Aurait-il été manipulé ? C’est ce que dénonce la directrice générale Anne-Caroline Bindou qui évoque « une campagne de nuisance ». Elle répète le bien-fondé du projet, qui sera porté au vote lors du conseil d’administration du 13 février. « Le plus important pour nous, c’est que les activités proposées ici offrent un parcours épanouissant et favorisant l’inclusion pour les personnes handicapées. Or, on n’y est plus pour la ferme. Parmi les dix-huit qui y travaillent, onze se sont prononcés pour un métier moins contraignant, quatre hésitent, un prend sa retraite et deux, enfin surtout un, voudraient continuer. En plus, on ne trouve pas de relève pour les remplacer. »
Ces arguments ne seraient pas valables à en croire une déléguée syndicale du lieu. « Les salariés qui encadrent les travailleurs handicapés ne nous disent pas du tout la même chose. En plus, ces derniers ont été reçus par les deux directeurs. En temps normal, il y a de quoi être intimidé alors qu’on est encore plus faible », assure-t-elle en préférant garder l’anonymat à cause d’un « très mauvais climat social actuel ». « Quand la directrice dit que les jeunes ne veulent plus y aller, c’est aussi normal puisqu’on ne leur propose aucun stage ! Enfin, en 2019, dans un reportage sur France 3, la ferme était présentée comme épanouissante et ce ne serait plus le cas aujourd’hui ? Faudrait savoir ! »
A l’en croire, l’intérêt de cette possible fermeture serait aussi financier pour une structure financée en grande partie par l’Agence régionale de santé (ARS) et le département. Anne-Caroline Bindou ne le cache d’ailleurs pas : l’activité est déficitaire, « de 200.000 euros par an ». Malgré la vente de 450.000 hectolitres de lait, la production céréalière et l’activité maraîchère sur 120 hectares. « Mais je le répète, ce n’est pas ça qui a motivé notre décision. On souhaite d’abord le bien-être de nos usagers. »
L’ancien secrétaire général Marc Urban, signataire de la pétition, balaie l’argument. « Quand ils ont annoncé cette décision aux résidents le 21 décembre, tous sont partis en pleurant… Et l’aspect financier ne peut pas être entendu non plus car fin 2019, la fondation possédait une trésorerie de 16 millions d’euros. C’est totalement incompréhensible et indécent de vouloir fermer cette ferme, qui est une vitrine et l’ADN du Sonnenhof. »

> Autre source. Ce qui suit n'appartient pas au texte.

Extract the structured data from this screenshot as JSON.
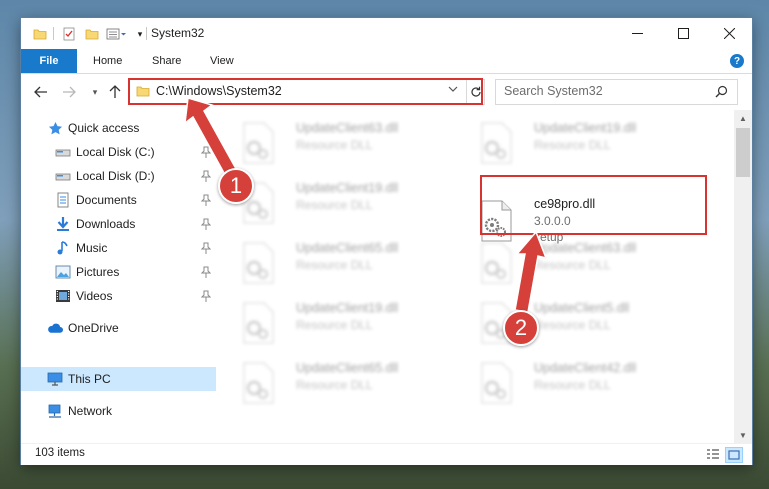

Peu importe pour la directrice, qui ne compte pas se laisser influencer. « J’ai eu des appels d’un député, des mails… Des gens ne comprennent pas ce qu’il se passe avec cette pétition qui prend en otage les travailleurs actuels. En plus, tous seront redéployés ailleurs selon leurs souhaits et aucun collaborateur ne perdra son job. On nous enjoint à renoncer à ce projet alors qu’il est bon pour tout le monde », conclut-elle.